Edgaras Gerasimovičius
Curator’s introduction
The group exhibition Exit Elephantine poses the question: how does a boundary in one person’s life become a line in another person’s drawing? The works in the show reinterpret the narratives of individuals and communities, exploring how they ended up behind a specific physical, psychological, political or social border – whether by choice, accident or force. The works not only tell the stories of change that happened to others, but also, in their plastic form, embody the very promise of change.
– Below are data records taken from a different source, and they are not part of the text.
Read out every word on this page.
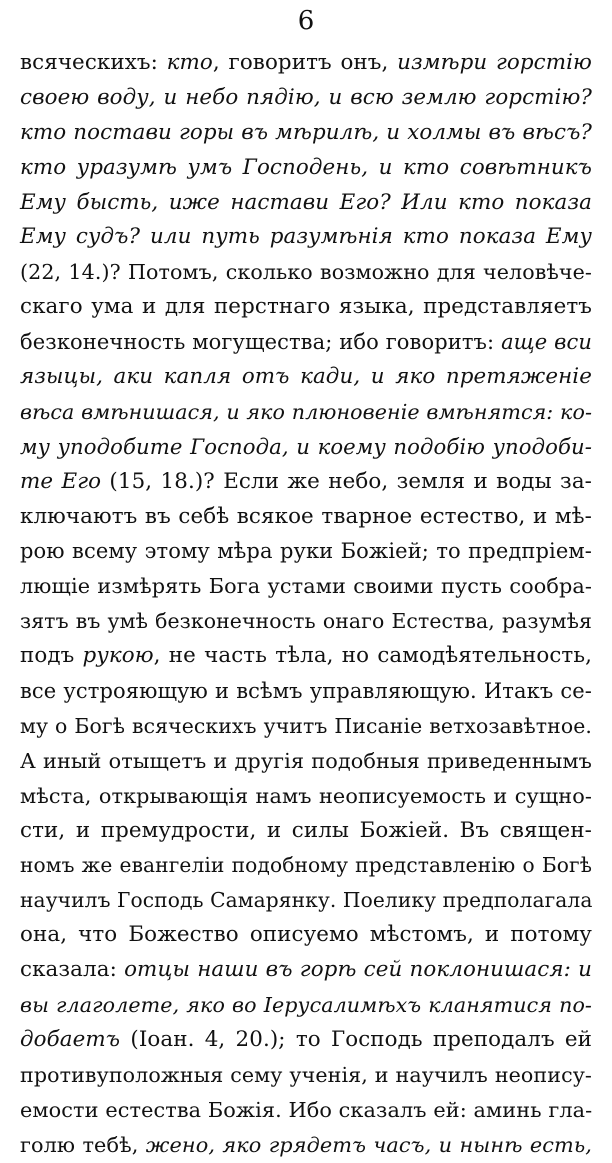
6
всяческихъ: кто, говоритъ онъ, измѣри горстію
своею воду, и небо пядію, и всю землю горстію?
кто постави горы въ мѣрилѣ, и холмы въ вѣсъ?
кто уразумѣ умъ Господень, и кто совѣтникъ
Ему бысть, иже настави Его? Или кто показа
Ему судъ? или путь разумѣнія кто показа Ему
(22, 14.)? Потомъ, сколько возможно для человѣче-
скаго ума и для перстнаго языка, представляетъ
безконечность могущества; ибо говоритъ: аще вси
языцы, аки капля отъ кади, и яко претяженіе
вѣса вмѣнишася, и яко плюновеніе вмѣнятся: ко-
му уподобите Господа, и коему подобію уподоби-
те Его (15, 18.)? Если же небо, земля и воды за-
ключаютъ въ себѣ всякое тварное естество, и мѣ-
рою всему этому мѣра руки Божіей; то предпріем-
лющіе измѣрять Бога устами своими пусть сообра-
зятъ въ умѣ безконечность онаго Естества, разумѣя
подъ рукою, не часть тѣла, но самодѣятельность,
все устрояющую и всѣмъ управляющую. Итакъ се-
му о Богѣ всяческихъ учитъ Писаніе ветхозавѣтное.
А иный отыщетъ и другія подобныя приведеннымъ
мѣста, открывающія намъ неописуемость и сущно-
сти, и премудрости, и силы Божіей. Въ священ-
номъ же евангеліи подобному представленію о Богѣ
научилъ Господь Самарянку. Поелику предполагала
она, что Божество описуемо мѣстомъ, и потому
сказала: отцы наши въ горѣ сей поклонишася: и
вы глаголете, яко во Іерусалимѣхъ кланятися по-
добаетъ (Іоан. 4, 20.); то Господь преподалъ ей
противуположныя сему ученія, и научилъ неопису-
емости естества Божія. Ибо сказалъ ей: аминь гла-
голю тебѣ, жено, яко грядетъ часъ, и нынѣ есть,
Not all of the works in the exhibition are works of art – some are fragments of larger pieces, remnants of the production process, preparatory material or rumours. They don’t offer any coherent story or visual unity, let alone a clear message. On the contrary, their eclectic, polyphonic coexistence suggests fragile space, whose flimsy coordinates are marked by the losses and errors of meaning that occur in the process of translation from narrative to material, from the personal to the collective. Here, escapist poetics goes head-to-head against mainstream politics of escapism.
In the exhibition title, the Ultima Thule of the ancient world, the island of Elephantine, takes on the role of a clumsy, heavyweight character in a well-known English metaphor representing an evidently ignored problem. Neither imperative for action nor a thing, Exit Elephantine is more of an error mode of semantic production for intimacy and ultimate distance to intersect.